Stockpiles of iron ore at 25 major Chinese ports declined in the first week of August as market demand began to pick up. Inventories of imported iron ore stood at 72.83Mt from July 30 to Aug. 5, down 2.25Mt, or 2.9%, week on week.
The price index for 63.5%-grade iron ore imports dropped 2 points from the previous week to 131. The index for 58%-grade iron ore also shed 2 points to 115. Iron ore prices are not expected to drop in the long term, because steelmakers still have a large demand for raw materials. A rebound in imported iron ore prices is likely to occur in September, the traditional peak season for consumption.
Iron ore futures fell persistently and underperformed the spot market in the week amid prudent and wait-and-see attitudes. Affected by choppy and downward futures prices, prices of some iron ore products on the spot market dipped but the decline was small due to support from traders.
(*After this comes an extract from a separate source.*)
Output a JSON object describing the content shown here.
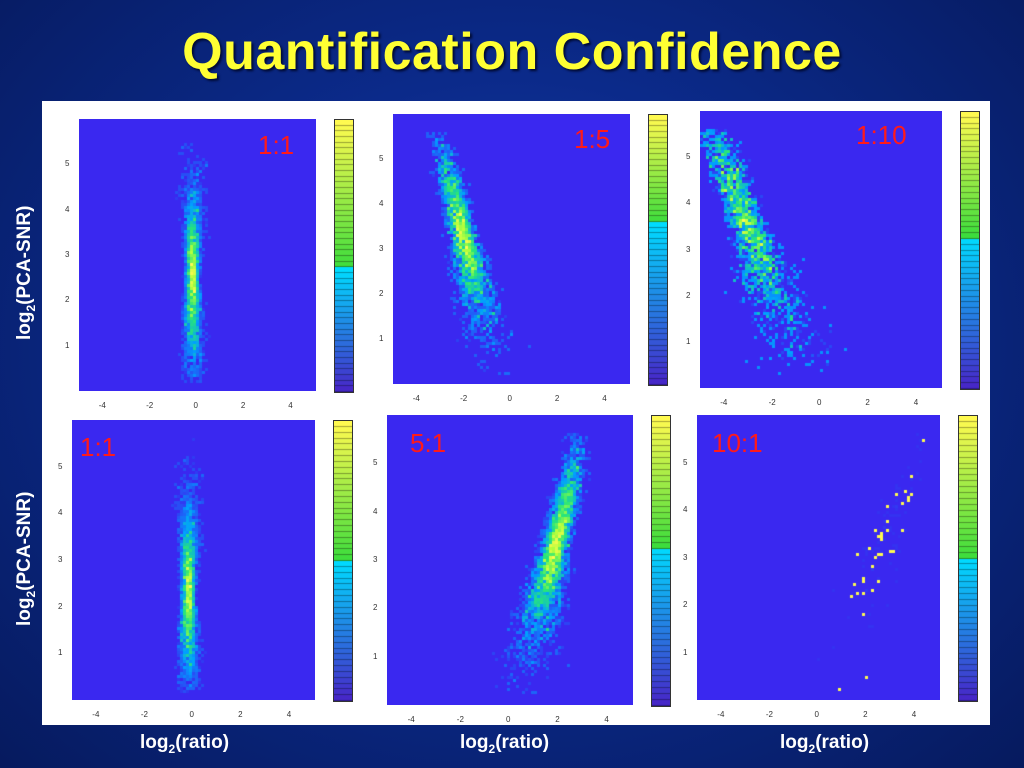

Currently, iron ore prices are approaching the cost line, which is likely to dampen iron ore enterprises’ enthusiasm in production and supply. In the meantime, low inventory level of steel mills and a significant fall in port stocks are favourable for a rebound in ore prices.
In the second half of this year, Chinese steel mills have a small possibility to actively cut production and are likely to maintain their rigid demand for raw materials, which will help check a further fall in iron ore prices.